The menu is large and heavy, leather bound and written in Czechoslovakian but with tiny photos that illustrate some offerings. Rudy ventures to do the ordering in his bilingual fashion, first in English, then attempting German for good measure.
“We will each have a small salad and a beefsteak.”
“So sorry. No beef.”
“Roast chicken.”
“So
sorry. No chicken.”
“Pork?”
“So sorry.”
Rudy decides to play the ordering game differently. “Tell us what you have. Tell us what is in the kitchen.”
The waiter grows quiet as he apparently searches for a memory of food in the kitchen.
Time for another strategy. We point to the other couple across the room, asking what they are eating. Yes, we could love spaghetti with some sort of red on top, with its accompanying salad best described as slice of tomato over slice of lettuce.

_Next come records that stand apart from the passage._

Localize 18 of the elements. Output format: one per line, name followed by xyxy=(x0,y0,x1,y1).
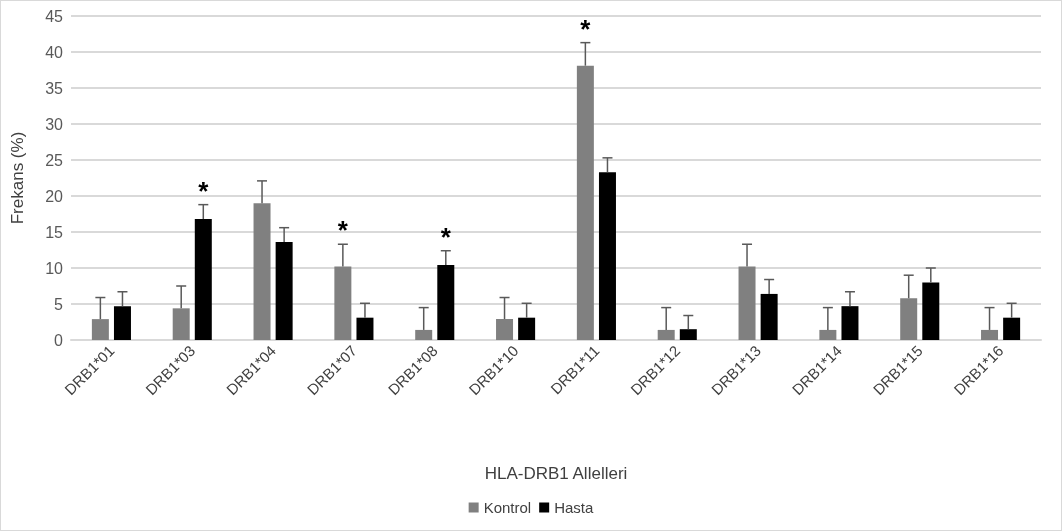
annotation: * xyxy=(440,221,452,252)
y-tick-label: 15 xyxy=(45,223,64,241)
y-tick-label: 0 xyxy=(54,331,64,349)
y-tick-label: 5 xyxy=(54,295,64,313)
annotation: * xyxy=(337,215,349,246)
y-tick-label: 35 xyxy=(45,79,64,97)
annotation: * xyxy=(198,175,210,206)
legend-label: Hasta xyxy=(554,499,595,516)
y-axis-title: Frekans (%) xyxy=(8,131,27,225)
y-tick-label: 45 xyxy=(45,7,64,25)
y-tick-label: 40 xyxy=(45,43,64,61)
x-axis-title: HLA-DRB1 Allelleri xyxy=(484,464,628,483)
annotation: * xyxy=(580,13,592,44)
y-tick-label: 10 xyxy=(45,259,64,277)
legend-label: Kontrol xyxy=(483,499,532,516)
y-tick-label: 25 xyxy=(45,151,64,169)
y-tick-label: 30 xyxy=(45,115,64,133)
y-tick-label: 20 xyxy=(45,187,64,205)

Cleaning our plates, we look up to see the waiter bringing a platter of large fruit kolaches, the traditional Czech pastry my grandmother used to make. Maybe I do belong here after all. I vow that this week I will go to a phone booth, look up my very Czech maiden name, and start calling until I find family.
Surely you know to be careful what you wish for. Rudy does not and he continues to wish for beef and that is a mistake. Our second evening in the dining room, the waiter beams as he announces he has one beefsteak for a lucky guest. That night Rudy is as ill as one can be when one wishes for the last beefsteak in a Czechoslovakian food shortage. The hotel doctor brings potions and prescribes three days’ bed rest with tea and rice. While Rudy heals, I venture out into Prague.
THE fourth of July. I am walking the streets of Prague, seeing what I am seeing, yet in some overlay of images, picturing my California neighbors in their red, white, and blue t-shirts, opening packages of hot dogs, lighting barbecues, and talking of fireworks and music from the Capitol Mall. I don’t know that last year or any other year I spent time on July Fourth thinking of freedom, but this year I can think of little else.
Banners with the Soviet red hammer and sickle advertise a peace conference in Prague later this summer. Perhaps in preparation, prominent shop windows educate residents about American life, with photos of U.S. air bases, missiles, the Viet Nam war, the Kent State deaths, and the Watts riots. The twenty-year-old photographs are neatly labeled in Czech and in English: “News of America.” In the background, tall apartment houses rise gray and dingy, with laundry hanging from windows and balconies. A few black-market money changers appear from alleyways. The occasional dark-windowed limousine drives by, reminding me there is aristocracy even in socialism.